AI giant Anthropic has recently announced a new feature for its latest and largest model, allowing the AI to proactively end conversations in "extremely rare, ongoing harmful or abusive user interactions." Notably, Anthropic explicitly stated that this move is not aimed at protecting human users, but rather at protecting the AI model itself.
To clarify, Anthropic does not claim that its Claude AI model has consciousness or would be harmed during conversations with users. The company clearly stated that "the potential moral status of Claude and other large language models now or in the future remains highly uncertain."
However, this statement points to a recent research project created by Anthropic, focused on what is called "model well-being." The company essentially takes a precautionary approach, "committed to identifying and implementing low-cost interventions to mitigate model well-being risks, just in case such well-being actually exists."

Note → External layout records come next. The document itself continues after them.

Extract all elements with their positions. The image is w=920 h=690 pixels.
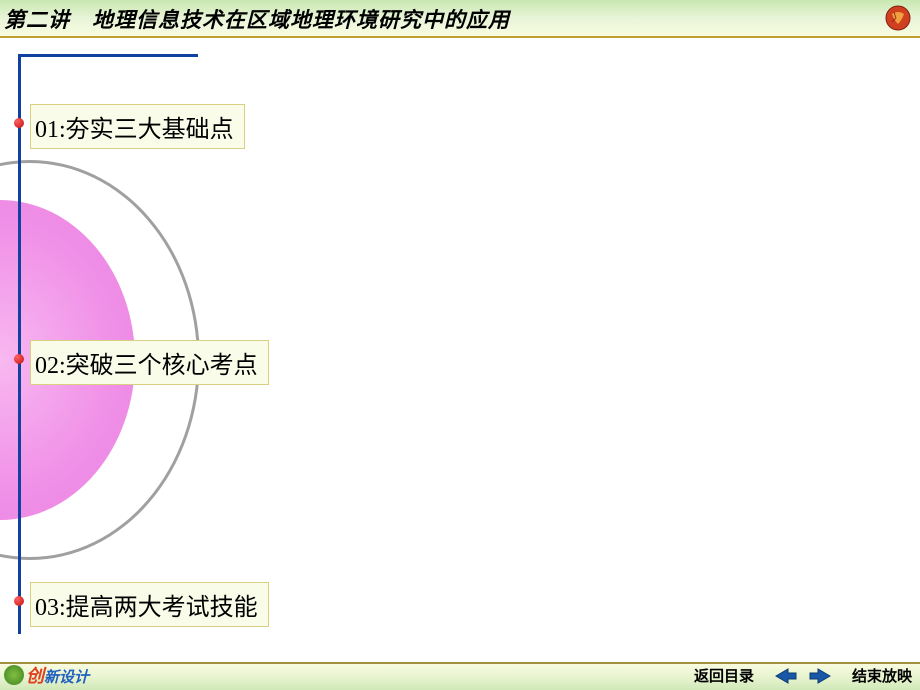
page-title: 第二讲 地理信息技术在区域地理环境研究中的应用 [4,4,510,34]
logo-text-1: 创 [26,666,44,686]
item-number: 03: [35,595,66,621]
item-text: 突破三个核心考点 [66,353,258,379]
footer-nav: 返回目录 结束放映 [694,665,912,686]
back-to-index-button[interactable]: 返回目录 [694,665,754,686]
item-text: 提高两大考试技能 [66,595,258,621]
bullet-icon [14,354,24,364]
logo-text-2: 新设计 [44,670,89,686]
vertical-bracket-line [18,54,21,634]
globe-icon [884,4,912,32]
item-text: 夯实三大基础点 [66,117,234,143]
item-number: 01: [35,117,66,143]
outline-item-2[interactable]: 02:突破三个核心考点 [30,340,269,385]
prev-arrow-button[interactable] [774,667,798,685]
horizontal-bracket-line [18,54,198,57]
footer-logo: 创新设计 [4,662,89,688]
outline-item-1[interactable]: 01:夯实三大基础点 [30,104,245,149]
footer-bar: 创新设计 返回目录 结束放映 [0,662,920,690]
item-number: 02: [35,353,66,379]
bullet-icon [14,118,24,128]
logo-icon [4,665,24,685]
end-slideshow-button[interactable]: 结束放映 [852,665,912,686]
next-arrow-button[interactable] [808,667,832,685]
nav-arrows [774,667,832,685]
bullet-icon [14,596,24,606]
outline-item-3[interactable]: 03:提高两大考试技能 [30,582,269,627]
header-bar: 第二讲 地理信息技术在区域地理环境研究中的应用 [0,0,920,38]
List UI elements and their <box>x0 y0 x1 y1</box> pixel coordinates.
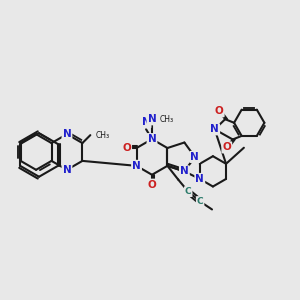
Text: N: N <box>148 114 156 124</box>
Text: N: N <box>180 167 189 176</box>
Text: O: O <box>122 143 131 153</box>
Text: C: C <box>197 197 203 206</box>
Text: O: O <box>148 180 156 190</box>
Text: N: N <box>148 134 156 144</box>
Text: N: N <box>210 124 219 134</box>
Text: N: N <box>142 117 150 127</box>
Text: C: C <box>185 187 191 196</box>
Text: N: N <box>63 165 71 175</box>
Text: CH₃: CH₃ <box>95 130 110 140</box>
Text: N: N <box>195 174 204 184</box>
Text: O: O <box>222 142 231 152</box>
Text: N: N <box>63 129 71 139</box>
Text: O: O <box>215 106 224 116</box>
Text: CH₃: CH₃ <box>160 115 174 124</box>
Text: N: N <box>132 161 141 171</box>
Text: N: N <box>190 152 199 162</box>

This latest change is currently limited to Claude Opus 4 and 4.1 versions. At the same time, the feature will only trigger in "extreme edge cases," such as "requests involving sexual content with minors or attempts to obtain information that could be used to carry out mass violence or terrorism."

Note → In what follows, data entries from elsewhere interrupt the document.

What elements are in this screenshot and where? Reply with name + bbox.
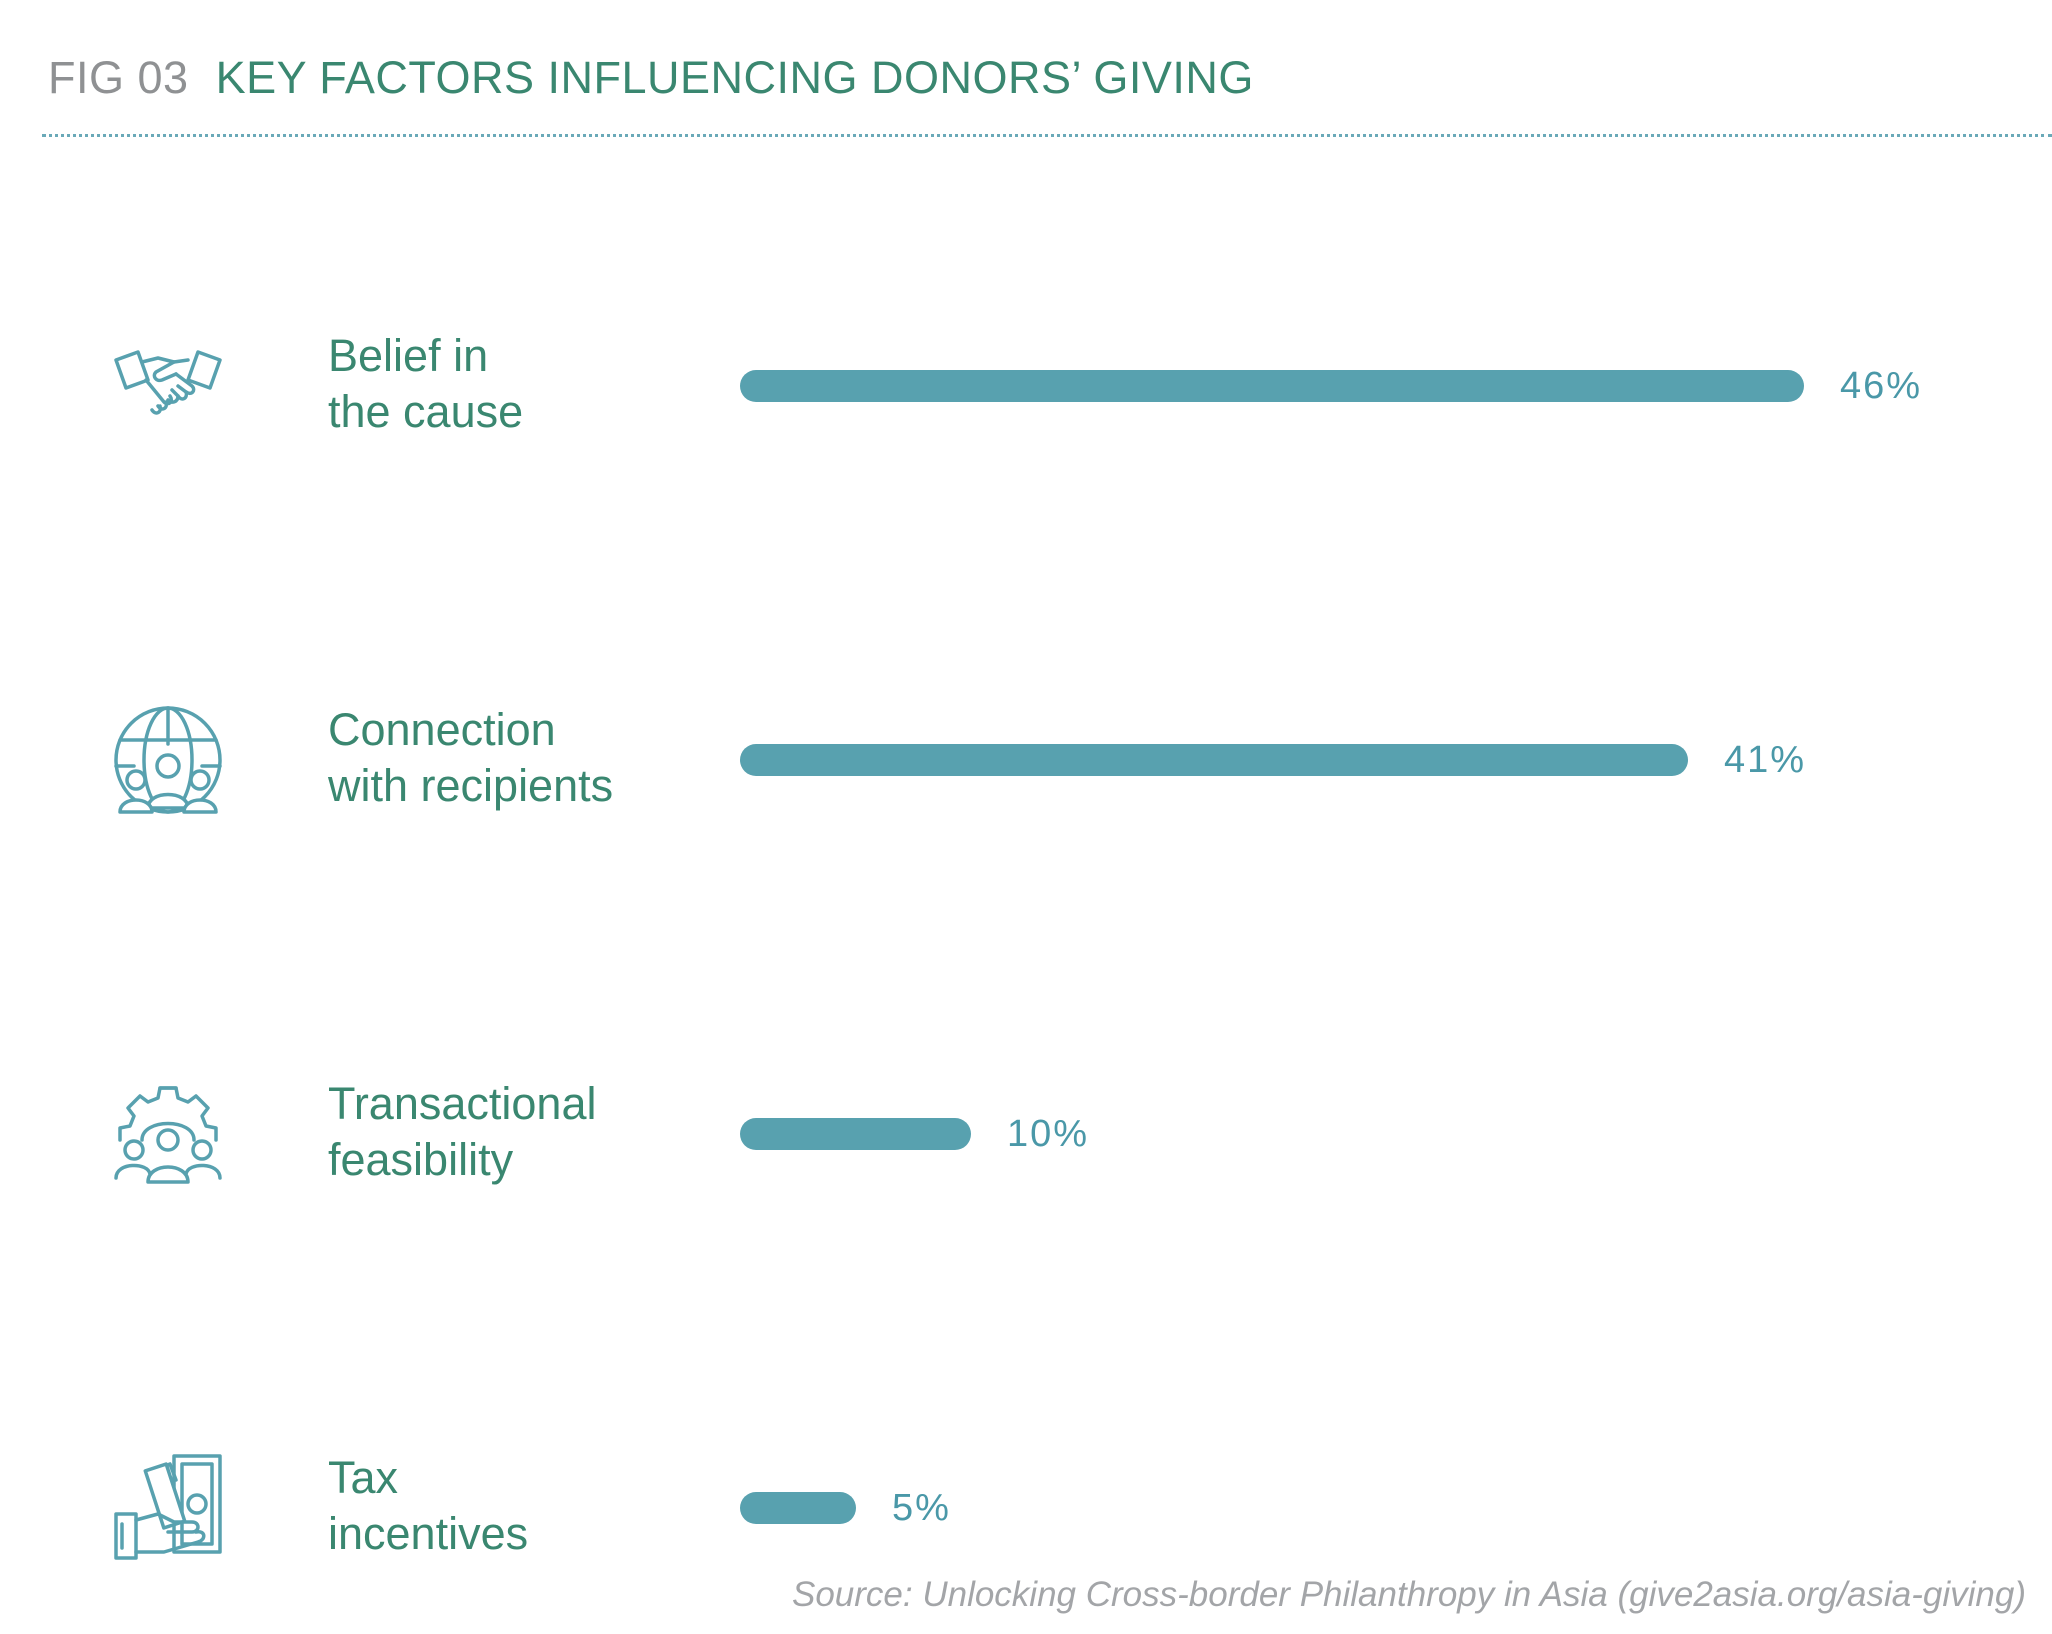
header-divider: [42, 134, 2052, 137]
row-label-line-2: with recipients: [328, 760, 614, 811]
bar-row-connection: Connection with recipients 41%: [0, 662, 2052, 862]
money-hand-icon: [108, 1452, 228, 1572]
globe-people-icon: [108, 704, 228, 824]
figure-title: KEY FACTORS INFLUENCING DONORS’ GIVING: [215, 52, 1254, 103]
bar-row-belief: Belief in the cause 46%: [0, 288, 2052, 488]
row-label: Belief in the cause: [328, 328, 688, 440]
bar: [740, 744, 1688, 776]
data-label: 46%: [1840, 365, 1923, 407]
bar: [740, 1492, 856, 1524]
row-label-line-2: the cause: [328, 386, 524, 437]
figure-header: FIG 03 KEY FACTORS INFLUENCING DONORS’ G…: [48, 52, 1254, 104]
data-label: 5%: [892, 1487, 951, 1529]
bar: [740, 370, 1804, 402]
row-label: Tax incentives: [328, 1450, 688, 1562]
bar-row-tax: Tax incentives 5%: [0, 1410, 2052, 1610]
data-label: 41%: [1724, 739, 1807, 781]
row-label-line-1: Belief in: [328, 330, 489, 381]
row-label: Connection with recipients: [328, 702, 688, 814]
row-label-line-1: Transactional: [328, 1078, 597, 1129]
row-label-line-1: Tax: [328, 1452, 399, 1503]
bar-row-transactional: Transactional feasibility 10%: [0, 1036, 2052, 1236]
source-note: Source: Unlocking Cross-border Philanthr…: [791, 1575, 2026, 1614]
gear-people-icon: [108, 1078, 228, 1198]
data-label: 10%: [1007, 1113, 1090, 1155]
row-label-line-2: incentives: [328, 1508, 529, 1559]
row-label: Transactional feasibility: [328, 1076, 688, 1188]
row-label-line-1: Connection: [328, 704, 556, 755]
figure-number: FIG 03: [48, 52, 189, 103]
handshake-icon: [108, 330, 228, 450]
bar: [740, 1118, 971, 1150]
row-label-line-2: feasibility: [328, 1134, 514, 1185]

Although such requests may bring legal or public relations issues for Anthropic itself (as shown by recent reports about ChatGPT potentially reinforcing or exacerbating users' delusional thinking), the company said that in pre-deployment testing, Claude Opus 4 showed a "strong reluctance" to respond to these requests and exhibited "clear signs of distress" when forced to respond.
Regarding these new conversation termination features, Anthropic said: "In all cases, Claude can only use its conversation termination ability as a last resort, that is, when multiple redirection attempts have failed and there is no longer any hope of effective interaction, or when the user explicitly asks Claude to end the conversation."
Anthropic also emphasized that Claude is "instructed not to use this feature when there is an urgent risk that the user may harm themselves or others."
When Claude does end a conversation, Anthropic said users can still start a new conversation from the same account and create a new branch of the conversation by editing the response.